As the Navy’s current multi-year supply for destroyers comes to an end in FY2022, Acting Secretary of the Navy Thomas Harker told Congress in June that the service plans to enter into yet another contract d Multi-year supply for fiscal 2023 through fiscal 2027. Harker at the time did not. itemize the number of destroyers the Navy would purchase under the new multi-year plan, but the Navy has purchased two per year under the multi-year plan that is due to end in the next fiscal year.

Rogers’ amendment also authorizes $ 75 million for the Columbia-class submarine program to restore the funding cut under the President’s brand of Bill. It also authorizes $ 130 million for the Ship-to-Shore Connector program. The Navy requested two ship-to-shore connectors in the request for fiscal year 2022. The President’s Mark of Bill responded to the Navy’s funding request for the ship-to-shore connector.

The amendment also seeks to limit the number of cruisers the Navy can withdraw in FY2022. While the Navy called for the withdrawal of seven Ticonderoga-class cruisers in its request, lawmakers have criticized the decision and backed down. expressed concern about capacity gaps.

The text of the amendment specifically states that the service can only remove the USS Royal Port (CG-73), USS Gulf of Vella (CG-72), USS City of Hue (CG-66) and USS Anzio (CG-68), which means that the three other cruisers that the Navy has asked to withdraw will remain in the fleet. The cruisers that the Navy cannot disarm during exercise 2022 are USS San Jacinto (CG-56), USS Champlain Lake (CG-57) and USS Monterey (CG-61).

Rogers’ Amendment addresses various wishlists of services and combat commanders. It authorizes $ 50 million for the MK-48 torpedo, which was on the Navy’s annual unfunded priority list. The amendment also authorizes funding for two more V-22 Osprey planes, two more P-8A Poseidon planes and two more KC-130Js, and allows more funding for the F / A-18 E / F Super Hornets and E- 2D of the Navy. Advanced Hawkeye programs.

An F / A 18F Super Hornet, assigned to the Bounty Hunters of Strike Fighter Squadron (VFA) 2, is launched from the flight deck of the Nimitz-class aircraft carrier USS Carl Vinson (CVN-70) on July 19, 2021 . United States Navy Photo

The HASC Seapower and Projection Forces subcommittee Mark had authorized funding for two Arleigh Burke-class guided missile destroyers, two Virginia-class submarines, a Constellation-class frigate, a tow, rescue and rescue vessel. a Navajo-class, a John Lewis-class fleet tanker and a T-AGOS (X) ocean surveillance vessel.

While the Navy only looked for one Arleigh Burke-class destroyer in its budget request for fiscal 2022, the HASC Seapower panel added the second destroyer the service was to purchase as part of its contract to current multi-year supply.
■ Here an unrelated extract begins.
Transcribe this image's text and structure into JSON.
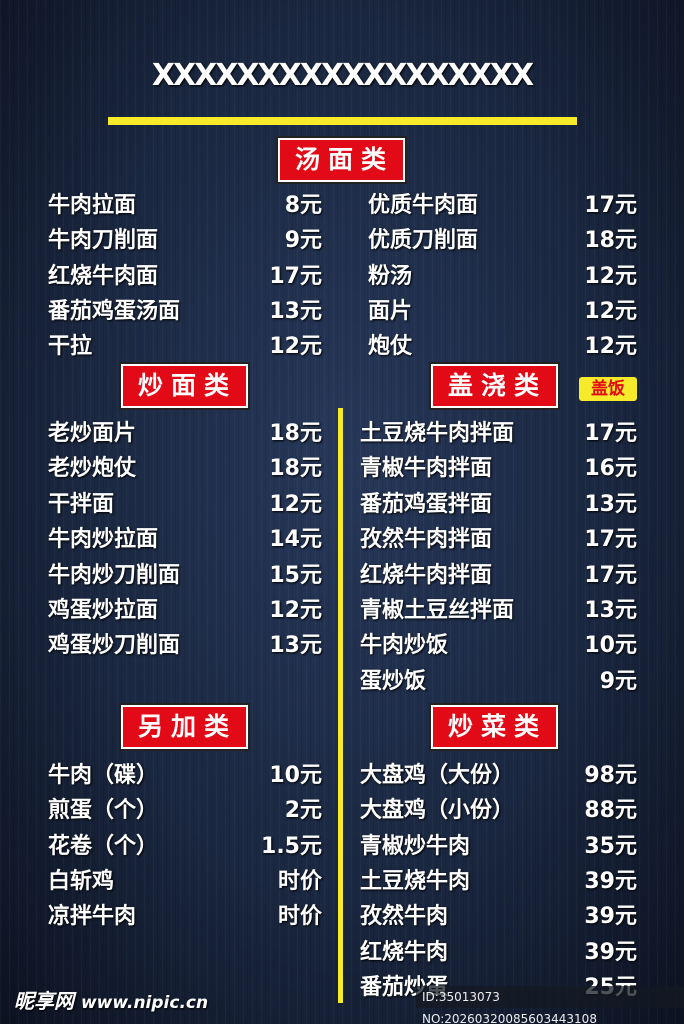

The Navy would face a penalty of $ 33 million if it violated the contract by not purchasing the second destroyer, USNI News previously reported.

The amphibious vessel included in the Rogers Amendment is the LHA-9. While Congress had previously appropriated and authorized funding for LHA-9, under the Trump administration, some of that funding was redirected to build physical barriers along the US-Mexico border. The effort in the fiscal year 2022 policy bill is aimed at allowing full funding for the ship, according to USNI News.

The HASC vote to pass an amendment increasing the top line reflects the approach taken by the Senate Armed Services Committee for the authorization bill for fiscal year 2022. The SASC bill, which the panel voted out of committee in July, increased Defense Department revenue by $ 25 billion.